“Bullies” by Frank Tieri and Christian Duce is a pretty satisfying Penguin story for those who loved Gregg Hurwitz’s portrayal of the character back in Penguin: Pain & Prejudice.
It doesn’t try and tie itself into the larger Forever Evil epic at all, in fact Gotham feels even more normal (or as normal as Gotham can be) in this issue than it did in last week’s Riddler #1. The moon has not been pushed to eclipse the sun as it was at the end of Forever Evil #1, citizens aren’t forming gangs and fighting over scraps of food like they were in Ventriloquist #1, and Penguin is not yet the mayor of Gotham as he was in today’s Scarecrow #1. However, this comic does make it clear that the Batman is missing and presumed dead so… Well, figuring out the order of events is proving to be kind of a headache so I suggest that you just read each comic on its own merits as a stand-alone one-shot. Otherwise it’s just going to get frustrating.
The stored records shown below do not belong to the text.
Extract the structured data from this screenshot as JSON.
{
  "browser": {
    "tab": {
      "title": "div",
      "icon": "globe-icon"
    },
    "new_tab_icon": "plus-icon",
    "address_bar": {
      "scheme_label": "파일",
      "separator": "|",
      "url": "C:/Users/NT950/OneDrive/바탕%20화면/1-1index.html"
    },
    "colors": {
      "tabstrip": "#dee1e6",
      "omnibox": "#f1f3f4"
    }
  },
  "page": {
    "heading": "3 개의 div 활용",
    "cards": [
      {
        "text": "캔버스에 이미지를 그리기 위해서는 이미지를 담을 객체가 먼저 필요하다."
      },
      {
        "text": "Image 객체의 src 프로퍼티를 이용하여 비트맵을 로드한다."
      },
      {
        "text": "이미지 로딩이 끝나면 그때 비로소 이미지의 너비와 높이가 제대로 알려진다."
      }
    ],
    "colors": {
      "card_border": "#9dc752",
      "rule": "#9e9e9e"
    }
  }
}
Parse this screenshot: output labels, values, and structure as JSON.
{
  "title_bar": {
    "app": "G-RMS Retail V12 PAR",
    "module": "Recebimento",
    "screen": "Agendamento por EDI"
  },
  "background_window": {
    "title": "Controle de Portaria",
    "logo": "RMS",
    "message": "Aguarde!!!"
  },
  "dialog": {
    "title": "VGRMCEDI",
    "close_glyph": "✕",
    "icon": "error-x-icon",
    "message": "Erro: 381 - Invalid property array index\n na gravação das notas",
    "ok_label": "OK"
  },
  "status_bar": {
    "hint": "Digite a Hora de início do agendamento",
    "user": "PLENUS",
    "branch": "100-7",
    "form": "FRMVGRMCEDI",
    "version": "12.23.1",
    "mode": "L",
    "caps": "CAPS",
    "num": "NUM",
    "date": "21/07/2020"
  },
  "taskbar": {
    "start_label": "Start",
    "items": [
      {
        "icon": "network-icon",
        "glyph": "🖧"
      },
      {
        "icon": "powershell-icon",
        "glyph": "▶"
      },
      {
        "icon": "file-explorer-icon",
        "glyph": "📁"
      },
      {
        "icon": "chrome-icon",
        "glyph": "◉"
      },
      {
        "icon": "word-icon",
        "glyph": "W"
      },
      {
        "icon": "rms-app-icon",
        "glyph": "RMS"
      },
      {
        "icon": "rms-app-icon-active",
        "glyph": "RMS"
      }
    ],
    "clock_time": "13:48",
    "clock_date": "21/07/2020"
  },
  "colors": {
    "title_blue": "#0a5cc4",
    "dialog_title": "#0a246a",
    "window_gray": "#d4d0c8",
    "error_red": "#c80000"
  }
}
As a short-story centered around the Penguin, Batman #23.3 is a success. Tieri does a terrific job of showcasing all of Penguin’s attributes including his supporting cast (Fishnet and Lark both make an appearance), his home (I loved the opening pages that showed the inner-workings of the Iceberg Casino), the very thing that makes him a threat (trick umbrellas and his knack for unrelenting revenge that tears down countless lives) and even his prior New 52 mis-adventures (John Layman’s “Emperor Penguin” storyline) are summarized to make this a pretty thorough rundown of all things Cobblepot.
The artwork by Christian Duce and colorist Andrew Dalhouse is all quite good. Penguin’s wiry hair didn’t look quite right to me at first, but once we saw the Penguin remove his hat I thought he looked absolutely spot-on. There’s a great amount of detail put into the eyes and there’s one shot in which Penguin is giving a toast that might be my favorite picture of the Penguin I’ve seen so far in the New 52. However, the monocle seems to have switched sides in this issue when it was shown to be worn on Penguin’s left eye in the character’s recent Detective Comics appearance.
The only real detriment to the issue that I can see is that while it does everything right it also doesn’t offer anything terribly new. There aren’t any surprises here. If you’ve read Penguin: Pain & Prejudice then you know exactly the sort of thing that you’re in for with this one as Penguin ruins a few lives and demonstrates his tight grip on the city.
- You don’t want a Forever Evil story or an Oswald origin story, just a good Penguin story
- You like Penguin: Pain & Prejudice
- You’re up for something dark and bloody
- You dig the concept of the Iceberg Casino
Of all the Batman villain books I’ve read this month, Penguin #1 feels the least like it takes place in a Gotham on the verge of a great Arkham War. It doesn’t really feel affected by Forever Evil at all and it could have easily taken place outside of this event entirely. Penguin #1 stands not as an origin story (we saw enough of that in Pain & Prejudice) or a Forever Evil tie-in, but as just a pretty good Penguin one-shot. And that’s okay.